Mankurt ve mankurtlaşma deyimini literatürümüze kazandıran kişi yirminci yüz yılın en büyük romancılarından biri olan Kırgız yazar Cengiz Aytmatov’dur. Cengiz Aytmatov’un Türkiye Türkçesine “Gün Uzar Yüzyıl Olur yada Gün Olur Asra Bedel ” adıyla çevrilen romanında yer verdiği bir Kırgız efsanesinde geçer bu deyim. “nayman ana” nın eserde (romanda genc oglunun düşmanca esir alındıgı ve mankurt yapılarak hafızasını kaybettiği kişi )anlattıklarına göre, kırgızların komşusu ve can düşmanı olan juan-juanlar son derece gaddar ve acımasızdırlar. fırsat buldukları zaman komşu kabile ve oymaklara baskınlarda bulunurlar; yakıp yıkarlar, ne bulurlarsa yağmalarlar ve alıp götürdükleri genç tutsakları da mankurtlaştırarak ölünceye kadar kendilerine köle yaparlar. genç bir tutsağın önce diri diri kafa derisini kazırlar yada yüzerler, sonra yeni yüzülmüş yaş bir deve derisini kafasına sıkıca sarıp günlerce güneşte bırakırlar.

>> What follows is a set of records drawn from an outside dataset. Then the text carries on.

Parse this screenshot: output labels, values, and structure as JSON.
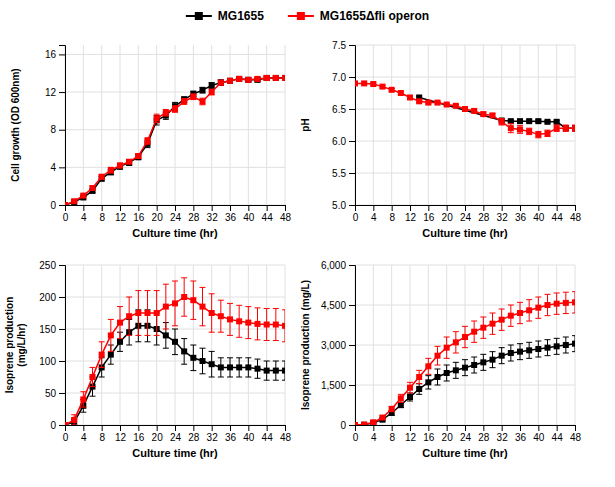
{
  "chart_data": [
    {
      "type": "line",
      "xlabel": "Culture time (hr)",
      "ylabel": "Cell growth (OD 600nm)",
      "x": [
        0,
        2,
        4,
        6,
        8,
        10,
        12,
        14,
        16,
        18,
        20,
        22,
        24,
        26,
        28,
        30,
        32,
        34,
        36,
        38,
        40,
        42,
        44,
        46,
        48
      ],
      "series": [
        {
          "name": "MG1655",
          "color": "#000000",
          "marker": "square",
          "values": [
            0,
            0.3,
            0.8,
            1.5,
            2.8,
            3.5,
            4.1,
            4.5,
            5.1,
            6.5,
            9.0,
            9.5,
            10.5,
            11.2,
            11.8,
            12.2,
            12.7,
            13.0,
            13.2,
            13.4,
            13.3,
            13.3,
            13.5,
            13.5,
            13.5
          ],
          "errors": [
            0,
            0.1,
            0.15,
            0.2,
            0.25,
            0.3,
            0.3,
            0.3,
            0.3,
            0.4,
            0.5,
            0.4,
            0.4,
            0.3,
            0.3,
            0.3,
            0.3,
            0.3,
            0.2,
            0.2,
            0.2,
            0.2,
            0.2,
            0.2,
            0.2
          ]
        },
        {
          "name": "MG1655Δfli operon",
          "color": "#ff0000",
          "marker": "square",
          "values": [
            0,
            0.4,
            1.0,
            1.8,
            3.0,
            3.7,
            4.2,
            4.6,
            5.2,
            6.8,
            9.2,
            9.8,
            10.2,
            11.0,
            11.5,
            11.0,
            12.0,
            13.0,
            13.2,
            13.4,
            13.3,
            13.4,
            13.5,
            13.5,
            13.5
          ],
          "errors": [
            0,
            0.1,
            0.15,
            0.2,
            0.25,
            0.3,
            0.25,
            0.2,
            0.25,
            0.35,
            0.45,
            0.35,
            0.35,
            0.3,
            0.3,
            0.35,
            0.3,
            0.25,
            0.2,
            0.2,
            0.2,
            0.2,
            0.2,
            0.2,
            0.2
          ]
        }
      ],
      "xlim": [
        0,
        48
      ],
      "xticks": [
        0,
        4,
        8,
        12,
        16,
        20,
        24,
        28,
        32,
        36,
        40,
        44,
        48
      ],
      "ylim": [
        0,
        17
      ],
      "yticks": [
        0,
        4,
        8,
        12,
        16
      ],
      "grid": true,
      "legend": "top"
    },
    {
      "type": "line",
      "xlabel": "Culture time (hr)",
      "ylabel": "pH",
      "series": [
        {
          "color": "#000000",
          "marker": "square",
          "x": [
            14,
            32,
            34,
            36,
            38,
            40,
            42,
            44,
            46,
            48
          ],
          "values": [
            6.68,
            6.32,
            6.31,
            6.31,
            6.31,
            6.31,
            6.3,
            6.3,
            6.2,
            6.2
          ],
          "errors": [
            0.02,
            0.02,
            0.02,
            0.02,
            0.02,
            0.02,
            0.02,
            0.02,
            0.02,
            0.02
          ]
        },
        {
          "color": "#ff0000",
          "marker": "square",
          "x": [
            0,
            2,
            4,
            6,
            8,
            10,
            12,
            14,
            16,
            18,
            20,
            22,
            24,
            26,
            28,
            30,
            32,
            34,
            36,
            38,
            40,
            42,
            44,
            46,
            48
          ],
          "values": [
            6.9,
            6.9,
            6.89,
            6.85,
            6.8,
            6.75,
            6.68,
            6.62,
            6.6,
            6.6,
            6.57,
            6.55,
            6.5,
            6.47,
            6.42,
            6.4,
            6.3,
            6.2,
            6.18,
            6.15,
            6.1,
            6.12,
            6.2,
            6.2,
            6.2
          ],
          "errors": [
            0.02,
            0.02,
            0.02,
            0.02,
            0.02,
            0.02,
            0.02,
            0.02,
            0.02,
            0.02,
            0.02,
            0.02,
            0.03,
            0.03,
            0.03,
            0.03,
            0.05,
            0.07,
            0.06,
            0.05,
            0.05,
            0.05,
            0.05,
            0.05,
            0.05
          ]
        }
      ],
      "xlim": [
        0,
        48
      ],
      "xticks": [
        0,
        4,
        8,
        12,
        16,
        20,
        24,
        28,
        32,
        36,
        40,
        44,
        48
      ],
      "ylim": [
        5.0,
        7.5
      ],
      "yticks": [
        {
          "value": 5.0,
          "label": "5.0"
        },
        5.5,
        {
          "value": 6.0,
          "label": "6.0"
        },
        6.5,
        {
          "value": 7.0,
          "label": "7.0"
        },
        7.5
      ],
      "grid": true
    },
    {
      "type": "line",
      "xlabel": "Culture time (hr)",
      "ylabel": "Isoprene production\n(mg/L/hr)",
      "x": [
        0,
        2,
        4,
        6,
        8,
        10,
        12,
        14,
        16,
        18,
        20,
        22,
        24,
        26,
        28,
        30,
        32,
        34,
        36,
        38,
        40,
        42,
        44,
        46,
        48
      ],
      "series": [
        {
          "color": "#000000",
          "marker": "square",
          "values": [
            0,
            5,
            30,
            60,
            90,
            110,
            130,
            145,
            155,
            155,
            150,
            140,
            130,
            115,
            105,
            100,
            95,
            90,
            90,
            90,
            90,
            88,
            85,
            85,
            85
          ],
          "errors": [
            0,
            5,
            10,
            15,
            15,
            15,
            15,
            20,
            25,
            25,
            25,
            20,
            20,
            20,
            20,
            20,
            20,
            15,
            15,
            15,
            15,
            15,
            15,
            15,
            15
          ]
        },
        {
          "color": "#ff0000",
          "marker": "square",
          "values": [
            0,
            8,
            40,
            75,
            110,
            140,
            160,
            170,
            175,
            175,
            175,
            185,
            190,
            200,
            195,
            185,
            175,
            170,
            165,
            162,
            160,
            158,
            157,
            157,
            155
          ],
          "errors": [
            0,
            8,
            12,
            15,
            20,
            25,
            25,
            30,
            35,
            35,
            35,
            35,
            35,
            30,
            30,
            30,
            30,
            25,
            25,
            25,
            25,
            25,
            25,
            25,
            25
          ]
        }
      ],
      "xlim": [
        0,
        48
      ],
      "xticks": [
        0,
        4,
        8,
        12,
        16,
        20,
        24,
        28,
        32,
        36,
        40,
        44,
        48
      ],
      "ylim": [
        0,
        250
      ],
      "yticks": [
        0,
        50,
        100,
        150,
        200,
        250
      ],
      "grid": true
    },
    {
      "type": "line",
      "xlabel": "Culture time (hr)",
      "ylabel": "Isoprene production (mg/L)",
      "x": [
        0,
        2,
        4,
        6,
        8,
        10,
        12,
        14,
        16,
        18,
        20,
        22,
        24,
        26,
        28,
        30,
        32,
        34,
        36,
        38,
        40,
        42,
        44,
        46,
        48
      ],
      "series": [
        {
          "color": "#000000",
          "marker": "square",
          "values": [
            0,
            10,
            80,
            200,
            450,
            750,
            1050,
            1350,
            1600,
            1800,
            1950,
            2050,
            2150,
            2250,
            2350,
            2450,
            2600,
            2700,
            2750,
            2800,
            2850,
            2900,
            2950,
            3000,
            3050
          ],
          "errors": [
            0,
            10,
            30,
            50,
            80,
            100,
            150,
            200,
            250,
            300,
            300,
            300,
            300,
            300,
            300,
            300,
            300,
            300,
            300,
            300,
            300,
            300,
            300,
            300,
            300
          ]
        },
        {
          "color": "#ff0000",
          "marker": "square",
          "values": [
            0,
            15,
            100,
            280,
            600,
            1000,
            1400,
            1800,
            2200,
            2600,
            2900,
            3100,
            3300,
            3500,
            3650,
            3800,
            3950,
            4100,
            4200,
            4300,
            4400,
            4500,
            4550,
            4580,
            4600
          ],
          "errors": [
            0,
            15,
            40,
            70,
            100,
            150,
            200,
            250,
            300,
            350,
            400,
            400,
            400,
            400,
            400,
            400,
            400,
            400,
            400,
            400,
            400,
            400,
            400,
            400,
            400
          ]
        }
      ],
      "xlim": [
        0,
        48
      ],
      "xticks": [
        0,
        4,
        8,
        12,
        16,
        20,
        24,
        28,
        32,
        36,
        40,
        44,
        48
      ],
      "ylim": [
        0,
        6000
      ],
      "yticks": [
        0,
        {
          "value": 1500,
          "label": "1,500"
        },
        {
          "value": 3000,
          "label": "3,000"
        },
        {
          "value": 4500,
          "label": "4,500"
        },
        {
          "value": 6000,
          "label": "6,000"
        }
      ],
      "grid": true
    }
  ]
}
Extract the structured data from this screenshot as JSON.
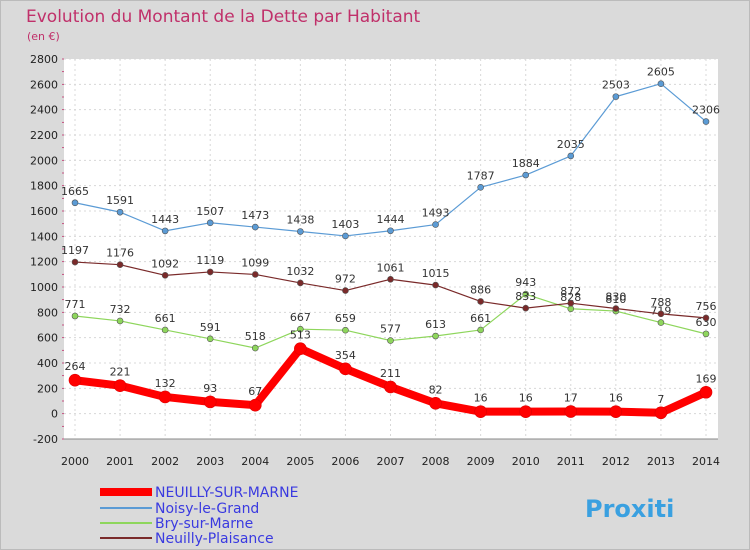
{
  "chart_data": {
    "type": "line",
    "title": "Evolution du Montant de la Dette par Habitant",
    "unit_label": "(en €)",
    "xlabel": "",
    "ylabel": "",
    "x": [
      "2000",
      "2001",
      "2002",
      "2003",
      "2004",
      "2005",
      "2006",
      "2007",
      "2008",
      "2009",
      "2010",
      "2011",
      "2012",
      "2013",
      "2014"
    ],
    "ylim": [
      -200,
      2800
    ],
    "yticks": [
      "-200",
      "0",
      "200",
      "400",
      "600",
      "800",
      "1000",
      "1200",
      "1400",
      "1600",
      "1800",
      "2000",
      "2200",
      "2400",
      "2600",
      "2800"
    ],
    "grid": true,
    "legend_position": "bottom-left",
    "series": [
      {
        "name": "NEUILLY-SUR-MARNE",
        "color": "#ff0000",
        "labels": [
          "264",
          "221",
          "132",
          "93",
          "67",
          "513",
          "354",
          "211",
          "82",
          "16",
          "16",
          "17",
          "16",
          "7",
          "169"
        ],
        "values": [
          264,
          221,
          132,
          93,
          67,
          513,
          354,
          211,
          82,
          16,
          16,
          17,
          16,
          7,
          169
        ]
      },
      {
        "name": "Noisy-le-Grand",
        "color": "#5b9bd5",
        "labels": [
          "1665",
          "1591",
          "1443",
          "1507",
          "1473",
          "1438",
          "1403",
          "1444",
          "1493",
          "1787",
          "1884",
          "2035",
          "2503",
          "2605",
          "2306"
        ],
        "values": [
          1665,
          1591,
          1443,
          1507,
          1473,
          1438,
          1403,
          1444,
          1493,
          1787,
          1884,
          2035,
          2503,
          2605,
          2306
        ]
      },
      {
        "name": "Bry-sur-Marne",
        "color": "#8ed65c",
        "labels": [
          "771",
          "732",
          "661",
          "591",
          "518",
          "667",
          "659",
          "577",
          "613",
          "661",
          "943",
          "828",
          "810",
          "719",
          "630"
        ],
        "values": [
          771,
          732,
          661,
          591,
          518,
          667,
          659,
          577,
          613,
          661,
          943,
          828,
          810,
          719,
          630
        ]
      },
      {
        "name": "Neuilly-Plaisance",
        "color": "#7a2a2a",
        "labels": [
          "1197",
          "1176",
          "1092",
          "1119",
          "1099",
          "1032",
          "972",
          "1061",
          "1015",
          "886",
          "833",
          "872",
          "830",
          "788",
          "756"
        ],
        "values": [
          1197,
          1176,
          1092,
          1119,
          1099,
          1032,
          972,
          1061,
          1015,
          886,
          833,
          872,
          830,
          788,
          756
        ]
      }
    ]
  },
  "logo": {
    "text": "Proxiti"
  }
}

Deve derisi kurudukça kafayı sıkar ve kıllar içe dogru uzar. Bu işkence sonucu genç tutsak ya ölür yada beyni zedelenip en sonunda hiçbir şey hatırlayamaz hale gelir. kimdir, nedir, necidir, nereden gelmiştir? bu soruların hiçbirinin cevabını veremez. Bu hale gelmiş kişi artık bir mankurt olmuştur ve serbest bırakılsa bile kaçıp gidebileceği hiçbir yer yoktur. öyle biri ölünceye kadar juan-juanların gönüllü kölesi olarak kalmaya mahkumdur, onların emrinden cıkamaz, sorgulayamaz, tamamen esirdir.
Romanın enfes tadını Cengiz Aytmatovun kıvrak kalemine ve sizin berrak düşüncelerinize bırakarak şu soruyu sormak istiyorum.
Bizler neyin modern mankurtlarıyız?
Teknolojı?
Alişveriş?
İsraf?
Nefis?
Tamamen özgür müyüz yada herzaman bir kösemizde mankurt olamaya hazır yanımız var mı?